Aussi : un pipeline d’indexation avec retries et un moyen de détecter le retard.

10) Quand ne pas utiliser Elasticsearch ?

Si votre « recherche » est vraiment une petite interface d’administration, ou si votre catalogue est minuscule et stable, MySQL est plus simple.
Si votre équipe ne peut pas exploiter un système distribué, investissez dans cette compétence ou choisissez une solution managée.

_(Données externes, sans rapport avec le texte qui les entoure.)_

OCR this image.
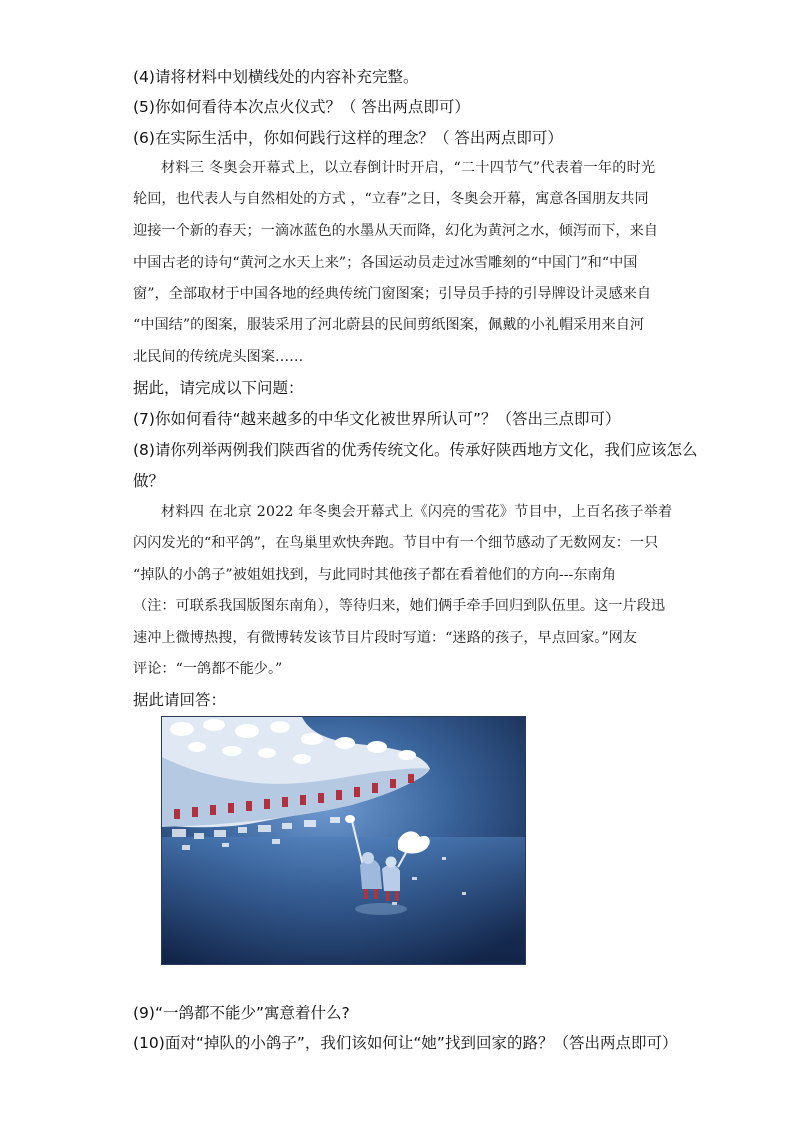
(4)请将材料中划横线处的内容补充完整。
(5)你如何看待本次点火仪式？（ 答出两点即可）
(6)在实际生活中，你如何践行这样的理念？（ 答出两点即可）
材料三 冬奥会开幕式上，以立春倒计时开启，“二十四节气”代表着一年的时光
轮回，也代表人与自然相处的方式 ，“立春”之日，冬奥会开幕，寓意各国朋友共同
迎接一个新的春天；一滴冰蓝色的水墨从天而降，幻化为黄河之水，倾泻而下，来自
中国古老的诗句“黄河之水天上来”；各国运动员走过冰雪雕刻的“中国门”和“中国
窗”，全部取材于中国各地的经典传统门窗图案；引导员手持的引导牌设计灵感来自
“中国结”的图案，服装采用了河北蔚县的民间剪纸图案，佩戴的小礼帽采用来自河
北民间的传统虎头图案……
据此，请完成以下问题：
(7)你如何看待“越来越多的中华文化被世界所认可”？（答出三点即可）
(8)请你列举两例我们陕西省的优秀传统文化。传承好陕西地方文化，我们应该怎么
做？
材料四 在北京 2022 年冬奥会开幕式上《闪亮的雪花》节目中，上百名孩子举着
闪闪发光的“和平鸽”，在鸟巢里欢快奔跑。节目中有一个细节感动了无数网友：一只
“掉队的小鸽子”被姐姐找到，与此同时其他孩子都在看着他们的方向---东南角
（注：可联系我国版图东南角），等待归来，她们俩手牵手回归到队伍里。这一片段迅
速冲上微博热搜，有微博转发该节目片段时写道：“迷路的孩子，早点回家。”网友
评论：“一鸽都不能少。”
据此请回答：
(9)“一鸽都不能少”寓意着什么?
(10)面对“掉队的小鸽子”，我们该如何让“她”找到回家的路？（答出两点即可）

Conclusion : étapes pratiques suivantes

Si votre recherche e‑commerce inclut plusieurs filtres, comptes de facettes, classement par pertinence, et changements fréquents de tri,
arrêtez d’essayer de sur‑indexer le problème dans MySQL. Vous passerez des semaines à tailler des millisecondes jusqu’à ce qu’une nouvelle facette réintroduise des secondes.
Ce n’est pas de l’ingénierie ; c’est du déni avec des métriques.

Faites plutôt ceci :

  1. Mesurez : capturez les formes de requêtes lentes, les rows examined, les tables temporaires et la latence disque.
  2. Mettez des garde‑fous sur l’UX : limiter la pagination profonde, limiter l’explosion multi‑sélection, rate‑limiter les bots.
  3. Décidez le contrat : ce qui doit être frais, ce qui peut être quasi temps réel, et ce que signifie la correction.
  4. Déplacez la recherche vers Elasticsearch quand l’ensemble de fonctionnalités l’exige : faceting, pertinence, tolérance aux fautes.
  5. Exploitez le pipeline : indexation rejouable, basculements par alias, tableaux de bord sur le retard d’indexation et la santé du cluster.

MySQL reste l’endroit approprié pour les commandes, la vérité d’inventaire, les règles de tarification, et tout ce que vous expliquerez aux auditeurs.
Elasticsearch est l’endroit où vous laissez les clients explorer votre catalogue à vitesse sans transformer votre base de données en radiateur.